Written by Shari R. Pogach, Regulatory Paralegal
The Federal Financial Institutions Examination Council (FFIEC) has revised its Business Continuity Planning Booklet with a new appendix entitled, Appendix J: Strengthening the Resilience of Outsourced Technology Services. In addition to providing guidance for examiners in evaluating financial institution and service provider risk management processes, the booklet was also designed to help financial institutions with business continuity process implementation.
The FFIEC recognizes that many financial institutions depend on third-party service providers to perform or support critical operations but warns that this does not relieve the institution from its responsibility to ensure that outsourced technology activities are conducted in a safe and sound manner. Oversight of these outsourced relationships is the responsibility of the institution’s board of directors and senior managements. To be effective, a third-party management program will provide the framework for management to identify, measure, monitor and mitigate the risks associated with outsourcing.

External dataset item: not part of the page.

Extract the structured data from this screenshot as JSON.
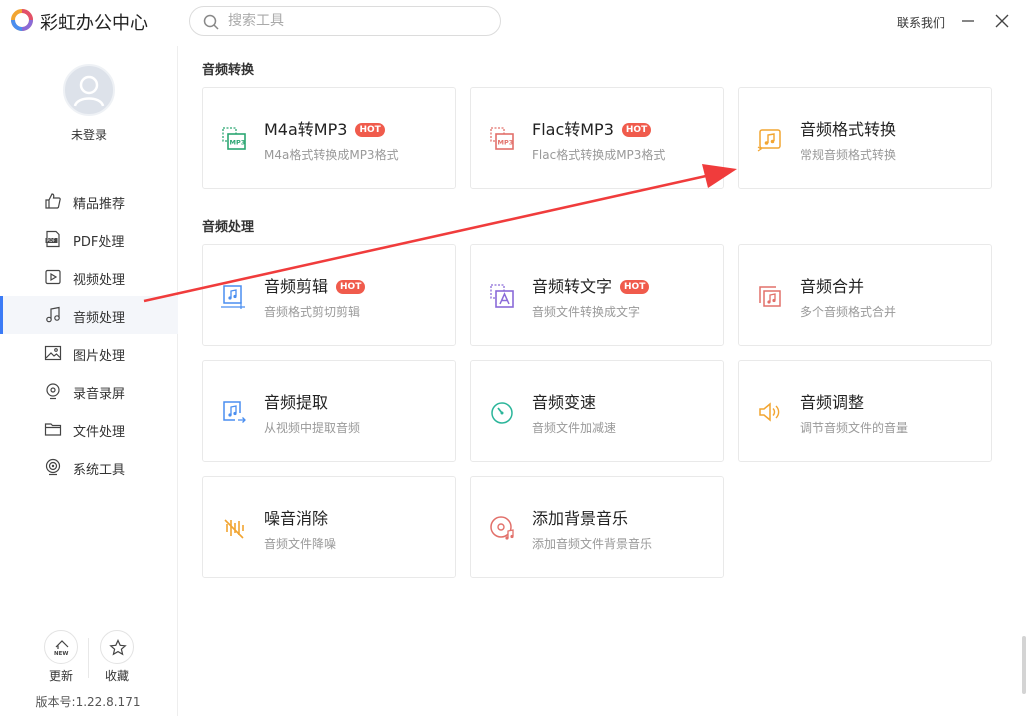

In its release the FFIEC states, “Specifically, a financial institution should ensure that its third-party service providers do not negatively affect its ability to appropriately recover IT systems and return critical functions to normal operations in a timely manner.”
The appendix discusses four key elements of business continuity planning that should be addressed to ensure that an institution is contracting with technology service providers that are strengthening the resilience of technology services. The appendix covers:
- Third-Party Management - addresses management’s responsibility to control the business continuity risks associated with its technology service providers and their subcontractors.
- Third-Party Capacity - addresses the potential impact of a significant disruption on a third-party servicer’s ability to restore services to multiple clients.
- Testing with Third-Party Technology Service Providers - addresses the importance of validating business continuity plans with technology service providers and considerations for a robust third-party testing program.
- Cyber Resilience - covers aspects of business continuity planning unique to disruptions caused by cyber events.
314(a) Fact Sheet. The Financial Crimes Enforcement Network (FinCEN) most recent 314(a) Fact Sheet indicates the agency’s 314 Program Office has processed 2,391 law enforcement requests as of February 3, 2015. FinCEN’s regulations under Section 314(a) allow federal, state, local and European Union law enforcement agencies to contact and work with more than 22,000 financial institutions to locate financial assets and transactions of subjects of criminal investigations. As a result, the program has afforded productive leads for both terrorist financing (464 cases) and money laundering (1,927 cases) investigations. According to current feedback from law enforcement to the agency, 95 percent of 314(a)
requests have contributed to arrests or indictments.
SAR Stats. FinCEN’s January 15 quarterly update of suspicious activity report (SAR) filings by depository institutions indicates credit unions filed 77,972 SARs in 2014, up 24 percent from a total of 62, 877 the previous year. FinCEN’s statistics track filings from March 1, 2012 through December 31, 2014. The top five types of suspicious activity reported covered: multiple transactions below the currency transaction reporting threshold; suspicions regarding the source of funds; transaction with no apparent economic business or lawful purpose; transaction not in customer’s normal pattern and suspicious usage of multiple locations. The top five states for overall filings: California, New York, Ohio, Texas and Florida.